O segmento dos cereais tem sofrido várias mudanças no sentido de se adaptar a novas tendências. Algumas são boas: existem no mercado cereais com cada vez menos açúcar, mais fibra e proteína, que provam que é possível lançar no mercado produtos equilibrados nutricionalmente e com bom sabor; outras nem tanto — cereais “zero” que trocam açúcar por farinhas hidrolisadas (que podem elevar ainda mais a glicemia do que o açúcar), mais caros e sem o sabor original é um desses exemplos, e a moda da proteína também acabou de chegar aqui. Farinha de aveia já enriquecida com proteína é um dos casos onde o consumo é legítimo, mas porventura mais cara do que comprar aveia e whey isoladamente e fazer a mistura com o rácio desejado por cada um. O mesmo acontece com outros cereais com 25% de proteína (vegetal) e com as mesmas calorias da versão normal. Percebe-se a ideia, permite até ter um Nutri-Score mais atraente, mas o ganho nutricional não é assim tão relevante.

Com o pão, o discurso é semelhante… o pão tem de ser pão, não precisa ser “pão proteico” porque grande parte das vezes o é à custa de adição de glúten que — polémicas à parte (ser “intolerante” ao glúten já não está tão na moda) — é a proteína vegetal de pior qualidade. O melhor pão proteico é aquele feito com cereais integrais e que no seu interior leva queijo flamengo (magro, mas não hiperproteico), queijo fresco ou mozarela light, ovos ou até salmão fumado.

Terminando com as barras de proteína que também podem ser uma boa e conveniente opção, sobretudo quando não for possível encontrar coisas melhores (em máquinas de vendas, áreas de serviço, aeroportos/viagens de avião onde não pode passar com bebidas proteicas), mas é mais um caso onde o facto de ter proteína não é garante de nada. Barras com boa quantidade de proteína (acima de 20g) e poucas calorias à custa de gordura e açúcar (menos de 180-220kcal e 7-10g gordura por barra) contam-se pelos dedos de uma mão entre as centenas que podem existir e tentar respeitar os targets nutricionais acima descritos pode ser uma boa ajuda.
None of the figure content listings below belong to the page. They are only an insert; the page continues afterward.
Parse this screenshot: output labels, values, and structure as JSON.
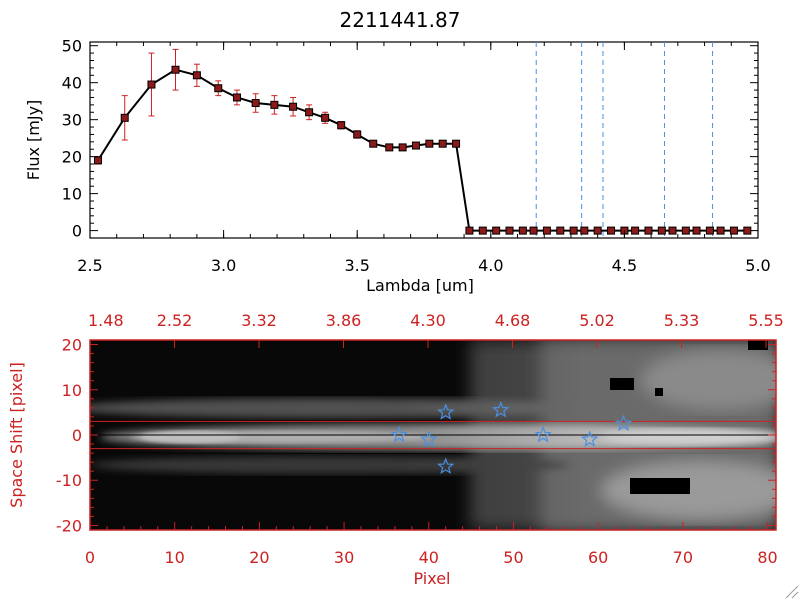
{
  "title": "2211441.87",
  "colors": {
    "black": "#000000",
    "red": "#cc2222",
    "marker_fill": "#8b1a1a",
    "blue": "#4a90e2",
    "white": "#ffffff"
  },
  "chart_data": [
    {
      "type": "line",
      "title": "2211441.87",
      "xlabel": "Lambda [um]",
      "ylabel": "Flux [mJy]",
      "xlim": [
        2.5,
        5.0
      ],
      "ylim": [
        -2,
        51
      ],
      "xticks": [
        2.5,
        3.0,
        3.5,
        4.0,
        4.5,
        5.0
      ],
      "xtick_labels": [
        "2.5",
        "3.0",
        "3.5",
        "4.0",
        "4.5",
        "5.0"
      ],
      "yticks": [
        0,
        10,
        20,
        30,
        40,
        50
      ],
      "ytick_labels": [
        "0",
        "10",
        "20",
        "30",
        "40",
        "50"
      ],
      "series": [
        {
          "x": [
            2.53,
            2.63,
            2.73,
            2.82,
            2.9,
            2.98,
            3.05,
            3.12,
            3.19,
            3.26,
            3.32,
            3.38,
            3.44,
            3.5,
            3.56,
            3.62,
            3.67,
            3.72,
            3.77,
            3.82,
            3.87,
            3.92,
            3.97,
            4.02,
            4.07,
            4.12,
            4.16,
            4.21,
            4.26,
            4.31,
            4.35,
            4.4,
            4.45,
            4.5,
            4.54,
            4.59,
            4.64,
            4.68,
            4.73,
            4.77,
            4.82,
            4.86,
            4.91,
            4.96
          ],
          "y": [
            19,
            30.5,
            39.5,
            43.5,
            42,
            38.5,
            36,
            34.5,
            34,
            33.5,
            32,
            30.5,
            28.5,
            26,
            23.5,
            22.5,
            22.5,
            23,
            23.5,
            23.5,
            23.5,
            0,
            0,
            0,
            0,
            0,
            0,
            0,
            0,
            0,
            0,
            0,
            0,
            0,
            0,
            0,
            0,
            0,
            0,
            0,
            0,
            0,
            0,
            0
          ],
          "yerr": [
            1,
            6,
            8.5,
            5.5,
            3,
            2,
            2,
            2.5,
            2.5,
            2.5,
            2,
            1.5,
            1,
            1,
            0.5,
            0.5,
            0.5,
            0.5,
            0.5,
            0.5,
            0.5,
            0,
            0,
            0,
            0,
            0,
            0,
            0,
            0,
            0,
            0,
            0,
            0,
            0,
            0,
            0,
            0,
            0,
            0,
            0,
            0,
            0,
            0,
            0
          ]
        }
      ],
      "vlines": [
        4.17,
        4.34,
        4.42,
        4.65,
        4.83
      ],
      "zero_line": true
    },
    {
      "type": "heatmap",
      "xlabel": "Pixel",
      "ylabel": "Space Shift [pixel]",
      "xlim": [
        0,
        81
      ],
      "ylim": [
        -21,
        21
      ],
      "xticks": [
        0,
        10,
        20,
        30,
        40,
        50,
        60,
        70,
        80
      ],
      "xtick_labels": [
        "0",
        "10",
        "20",
        "30",
        "40",
        "50",
        "60",
        "70",
        "80"
      ],
      "yticks": [
        -20,
        -10,
        0,
        10,
        20
      ],
      "ytick_labels": [
        "-20",
        "-10",
        "0",
        "10",
        "20"
      ],
      "top_axis_labels": [
        "1.48",
        "2.52",
        "3.32",
        "3.86",
        "4.30",
        "4.68",
        "5.02",
        "5.33",
        "5.55"
      ],
      "hlines": [
        3,
        -3
      ],
      "center_line": 0,
      "stars": [
        {
          "x": 36.5,
          "y": 0
        },
        {
          "x": 40,
          "y": -1
        },
        {
          "x": 42,
          "y": 5
        },
        {
          "x": 42,
          "y": -7
        },
        {
          "x": 48.5,
          "y": 5.5
        },
        {
          "x": 53.5,
          "y": 0
        },
        {
          "x": 59,
          "y": -1
        },
        {
          "x": 63,
          "y": 2.5
        }
      ]
    }
  ]
}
Uma palavra final para o consumo destes produtos em crianças. Apesar de não ser nenhum “veneno” e muitas vezes serem mais equilibrados do que outros produtos populares nestas idades (bolos, bolachas, cereais e refrigerantes açucarados e menus infantis cheios de fritos em restaurantes), não são, de todo, necessários. Sendo a proteína um nutriente “construtor”, as suas necessidades são em função do nosso peso corporal. Nestas idades, o peso é menor e grande parte das vezes já se come demasiada carne/peixe/ovos nas refeições principais, por isso o seu consumo poderá apenas ser útil numa fase pós-pubertária em que, após o pico de crescimento de altura, o peso do adolescente já justifique um extra de proteína na alimentação (desde que também não coma quantidades de proteína no prato de forma alarve, como é igualmente característico desta faixa etária).

Demorou muito tempo até os profissionais de saúde e a população perderem o medo da proteína e dos suplementos proteicos. Até pelo facto de ser o nutriente com maior pegada ambiental, seria ótimo que esta moda não fosse estragada e que a proteína não fosse desperdiçada em alimentos de qualidade nutricional duvidosa e oportunista.